By Tiisetso Motsoeneng
JOHANNESBURG (Reuters) – South African retailer Shoprite reported a 10 percent rise in July-September sales on Monday, helped by a strong showing at its sub-Saharan stores outside its struggling home market.
Shoprite, Africa’s biggest grocer with stores in several sub-Saharan countries, said sales outside South Africa surged 29.1 percent in the three months to end-September, more than three times the growth rate at home.
Consumer demand in Africa’s biggest economy remains tepid, given the weak economy and as banks tighten their lending criteria. Shoppers have also been squeezed as the weaker rand currency fuels inflation and higher petrol prices.
Shoprite, which runs more than 150 supermarkets in 16 African countries outside South Africa, opened 14 new outlets in those markets in the past year, it said.

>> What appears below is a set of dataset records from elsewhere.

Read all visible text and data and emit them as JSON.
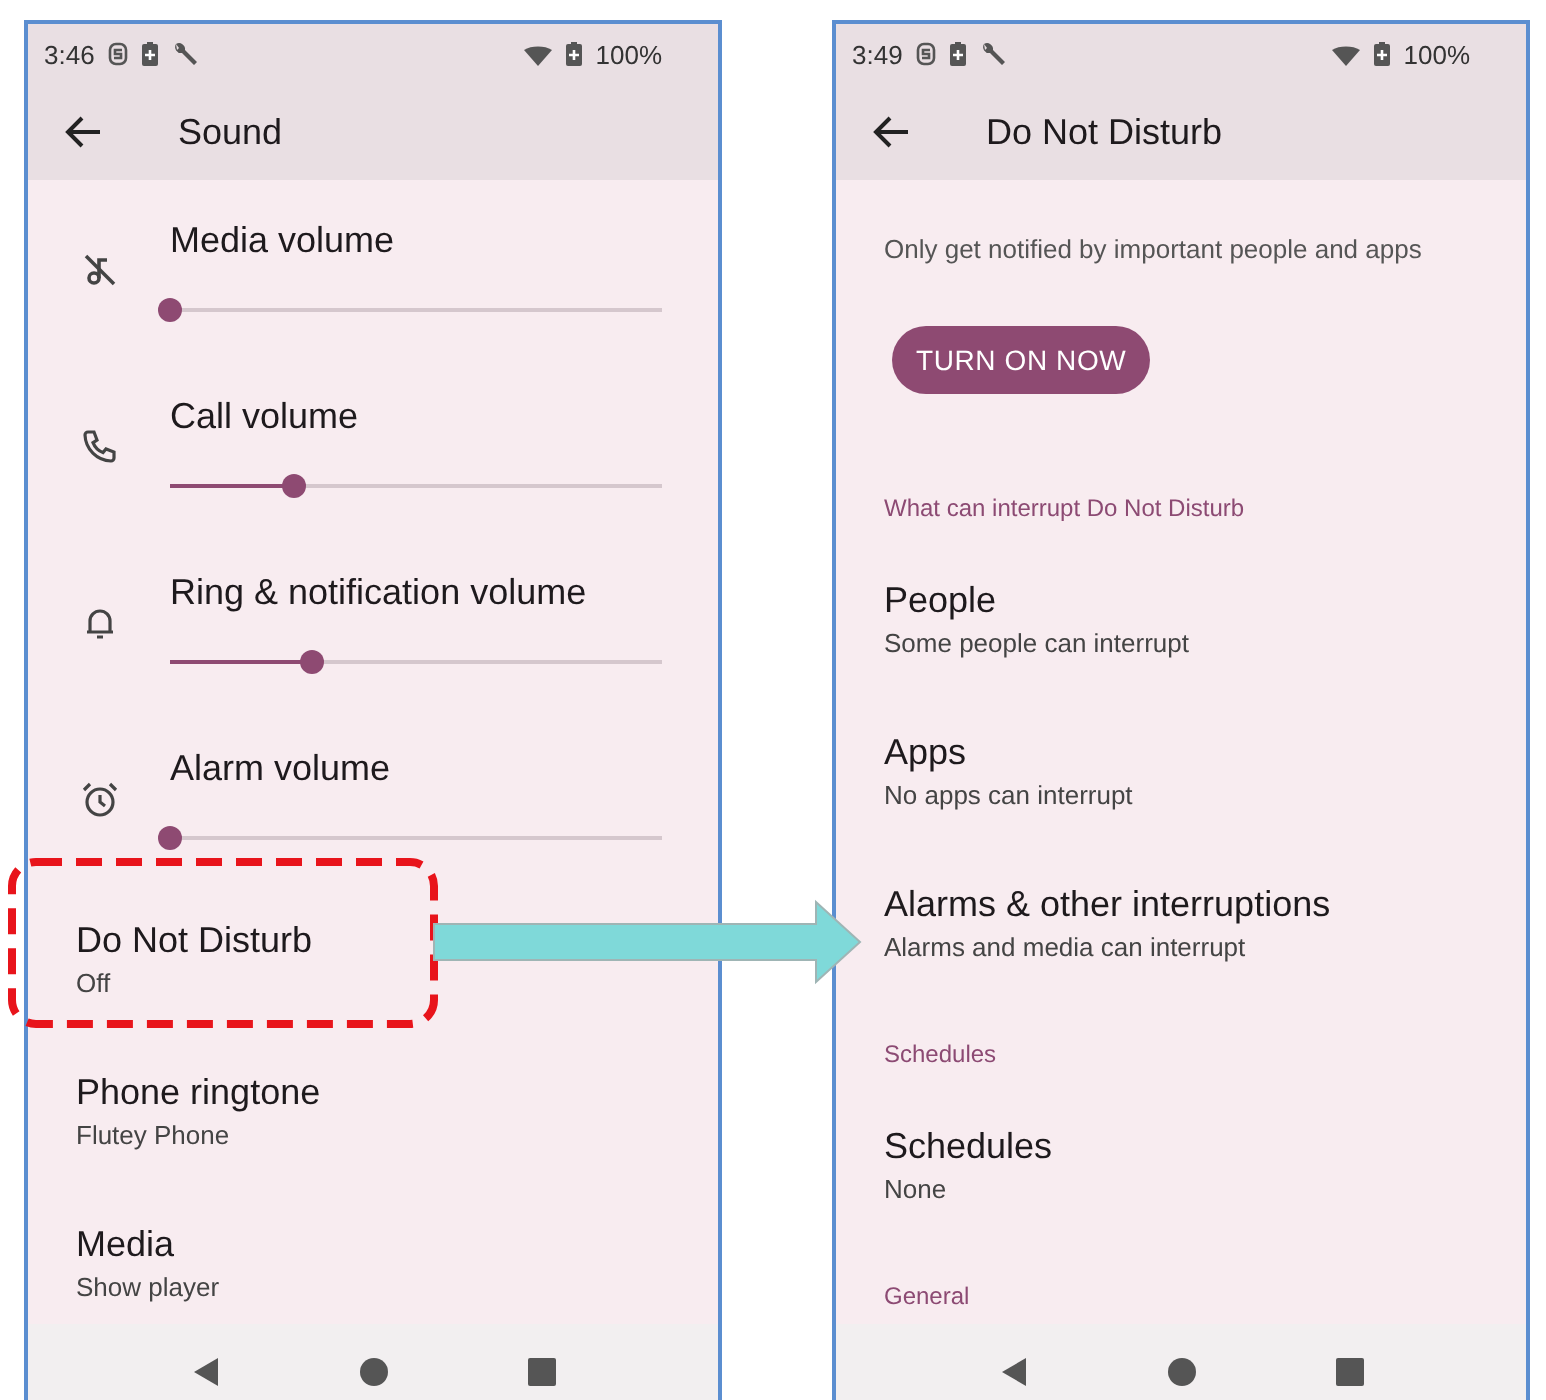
{
  "screens": [
    {
      "status_bar": {
        "time": "3:46",
        "battery": "100%"
      },
      "title": "Sound",
      "rows": [
        {
          "kind": "slider",
          "label": "Media volume",
          "level": 0
        },
        {
          "kind": "slider",
          "label": "Call volume",
          "level": 0.25
        },
        {
          "kind": "slider",
          "label": "Ring & notification volume",
          "level": 0.29
        },
        {
          "kind": "slider",
          "label": "Alarm volume",
          "level": 0
        },
        {
          "kind": "item",
          "title": "Do Not Disturb",
          "subtitle": "Off"
        },
        {
          "kind": "item",
          "title": "Phone ringtone",
          "subtitle": "Flutey Phone"
        },
        {
          "kind": "item",
          "title": "Media",
          "subtitle": "Show player"
        }
      ]
    },
    {
      "status_bar": {
        "time": "3:49",
        "battery": "100%"
      },
      "title": "Do Not Disturb",
      "rows": [
        {
          "kind": "text",
          "text": "Only get notified by important people and apps"
        },
        {
          "kind": "button",
          "label": "TURN ON NOW"
        },
        {
          "kind": "header",
          "text": "What can interrupt Do Not Disturb"
        },
        {
          "kind": "item",
          "title": "People",
          "subtitle": "Some people can interrupt"
        },
        {
          "kind": "item",
          "title": "Apps",
          "subtitle": "No apps can interrupt"
        },
        {
          "kind": "item",
          "title": "Alarms & other interruptions",
          "subtitle": "Alarms and media can interrupt"
        },
        {
          "kind": "header",
          "text": "Schedules"
        },
        {
          "kind": "item",
          "title": "Schedules",
          "subtitle": "None"
        },
        {
          "kind": "header",
          "text": "General"
        }
      ]
    }
  ]
}
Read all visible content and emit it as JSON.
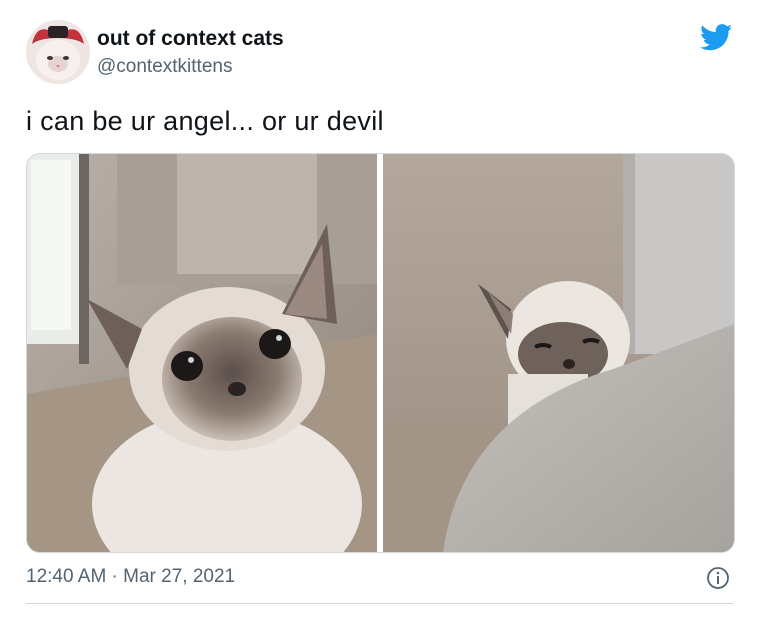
{
  "author": {
    "display_name": "out of context cats",
    "handle": "@contextkittens",
    "avatar_icon": "cat-avatar"
  },
  "brand": {
    "icon": "twitter-bird-icon",
    "color": "#1d9bf0"
  },
  "tweet": {
    "text": "i can be ur angel... or ur devil"
  },
  "media": {
    "photos": [
      {
        "subject": "cat-looking-up-photo"
      },
      {
        "subject": "cat-peeking-photo"
      }
    ]
  },
  "meta": {
    "timestamp": "12:40 AM · Mar 27, 2021",
    "info_icon": "info-icon"
  },
  "colors": {
    "text": "#0f1419",
    "secondary_text": "#536471",
    "border": "#cfd9de"
  }
}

On Monday it said it would open a total of 46 new stores by the end of the year.
The company said in August it could double the number of stores across the fast-growing continent in next four years with the bulk of new outlets in oil-rich Angola and Nigeria.
After more than two years as investor favourites, South African retailers have fallen out favour due to concern that high personal debt levels and reluctance among banks to lend will put further pressure on spending.
Shares in Shoprite, which are down about 12 percent so far this year, fell 0.7 percent to 179.46 rand, lagging behind a 0.6 percent gain the JSE Top-40 index.